Let $K(x) = \int_0^{\pi/2}\frac{1}{\sqrt{1-x^2 \sin^2 \theta}}d\theta$ be the complete elliptic integral of first kind. It could be shown that
$$
\int_{0}^{1} \frac{K\left ( x \right ) }{\sqrt{3-x} } \text{d}x=\frac{\Gamma\left ( \frac{1}{24} \right )
\Gamma\left ( \frac{5}{24} \right)\Gamma\left ( \frac{7}{24} \right ) \Gamma\left ( \frac{11}{24}\right ) }{96\pi\sqrt{3}}
$$
thanks to the known results here.
With its simple appearance, I wonder whether a brief approach exists so that we can understand them better. Appreciate your creative efforts.
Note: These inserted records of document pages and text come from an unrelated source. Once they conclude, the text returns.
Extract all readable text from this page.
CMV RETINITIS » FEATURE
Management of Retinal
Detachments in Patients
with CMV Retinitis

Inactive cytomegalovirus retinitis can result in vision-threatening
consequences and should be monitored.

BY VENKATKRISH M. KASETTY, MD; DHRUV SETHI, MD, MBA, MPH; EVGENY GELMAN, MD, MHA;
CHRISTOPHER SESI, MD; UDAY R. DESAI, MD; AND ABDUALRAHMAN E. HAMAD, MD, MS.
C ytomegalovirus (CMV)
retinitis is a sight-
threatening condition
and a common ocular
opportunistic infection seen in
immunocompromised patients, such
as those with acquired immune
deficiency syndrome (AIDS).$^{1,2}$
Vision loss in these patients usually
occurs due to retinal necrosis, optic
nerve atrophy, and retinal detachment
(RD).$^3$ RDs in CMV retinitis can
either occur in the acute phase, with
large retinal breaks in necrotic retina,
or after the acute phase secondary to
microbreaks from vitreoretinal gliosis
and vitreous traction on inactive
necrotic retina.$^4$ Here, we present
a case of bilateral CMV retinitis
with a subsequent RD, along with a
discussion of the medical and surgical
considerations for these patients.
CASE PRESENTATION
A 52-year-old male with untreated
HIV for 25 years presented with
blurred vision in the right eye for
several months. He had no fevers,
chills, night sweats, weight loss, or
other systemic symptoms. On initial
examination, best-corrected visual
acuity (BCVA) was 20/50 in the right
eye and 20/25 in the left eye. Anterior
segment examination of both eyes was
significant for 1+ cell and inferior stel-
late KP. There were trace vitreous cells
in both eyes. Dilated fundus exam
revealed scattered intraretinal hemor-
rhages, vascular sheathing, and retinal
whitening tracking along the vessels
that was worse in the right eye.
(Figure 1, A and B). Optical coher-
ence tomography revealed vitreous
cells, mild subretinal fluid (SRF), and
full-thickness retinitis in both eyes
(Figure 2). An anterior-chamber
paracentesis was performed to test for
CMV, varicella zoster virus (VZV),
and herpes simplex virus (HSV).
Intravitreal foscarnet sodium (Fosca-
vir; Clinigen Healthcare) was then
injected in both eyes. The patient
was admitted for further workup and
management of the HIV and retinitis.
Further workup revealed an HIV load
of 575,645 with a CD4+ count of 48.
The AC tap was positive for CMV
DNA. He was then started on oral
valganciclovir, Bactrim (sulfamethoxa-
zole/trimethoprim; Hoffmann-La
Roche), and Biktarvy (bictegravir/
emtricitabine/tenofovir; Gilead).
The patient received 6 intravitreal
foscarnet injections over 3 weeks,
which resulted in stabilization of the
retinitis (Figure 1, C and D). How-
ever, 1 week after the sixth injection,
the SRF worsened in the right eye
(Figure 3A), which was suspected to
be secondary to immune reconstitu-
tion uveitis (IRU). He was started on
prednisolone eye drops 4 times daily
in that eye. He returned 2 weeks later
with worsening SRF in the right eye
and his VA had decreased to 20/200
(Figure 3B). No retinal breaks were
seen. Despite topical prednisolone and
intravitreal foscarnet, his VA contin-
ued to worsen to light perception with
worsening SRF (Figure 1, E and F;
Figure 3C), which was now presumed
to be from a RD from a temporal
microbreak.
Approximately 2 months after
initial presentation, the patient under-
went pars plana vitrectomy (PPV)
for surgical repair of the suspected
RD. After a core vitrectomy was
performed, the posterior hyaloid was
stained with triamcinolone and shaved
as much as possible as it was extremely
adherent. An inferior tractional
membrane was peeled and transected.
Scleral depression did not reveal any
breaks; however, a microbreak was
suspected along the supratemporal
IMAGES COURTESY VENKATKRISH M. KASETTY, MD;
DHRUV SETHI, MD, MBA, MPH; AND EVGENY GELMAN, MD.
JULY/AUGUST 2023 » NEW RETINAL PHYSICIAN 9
Applying the well-known quadratic transformation formula $$ K\left ( \frac{1-x}{1+x} \right ) =\frac{1+x}{2} K^\prime(x),K^\prime(x):=K\left ( \sqrt{1-x^2} \right ) $$ we get $$ \int_{0}^{1} \frac{K(x)}{\sqrt{3-x} }\text{d}x =\frac{1}{\sqrt{2} } \int_{0}^{1} \frac{K^\prime(x)}{\sqrt{\left ( 1+x\right )\left ( 1+2x \right ) } } \text{d} x. $$ If using the expansion $$ \frac{1}{\sqrt{\left ( 1+x\right )\left ( 1+2x \right ) } } =\sum_{n\ge0} a_n x^n $$ and $$ \int_{0}^{1}x^n K^\prime(x)\text{d}x =\frac\pi4\frac{\Gamma\left ( \frac{n+1}{2} \right )^2 }{ \Gamma\left ( \frac{n+2}{2} \right )^2},$$ we could obtain a series representation for the integral. This works more on the case mentioned by @MiracleInvoker, because the series could split into two hypergeometric series, both of which are normally evaluated.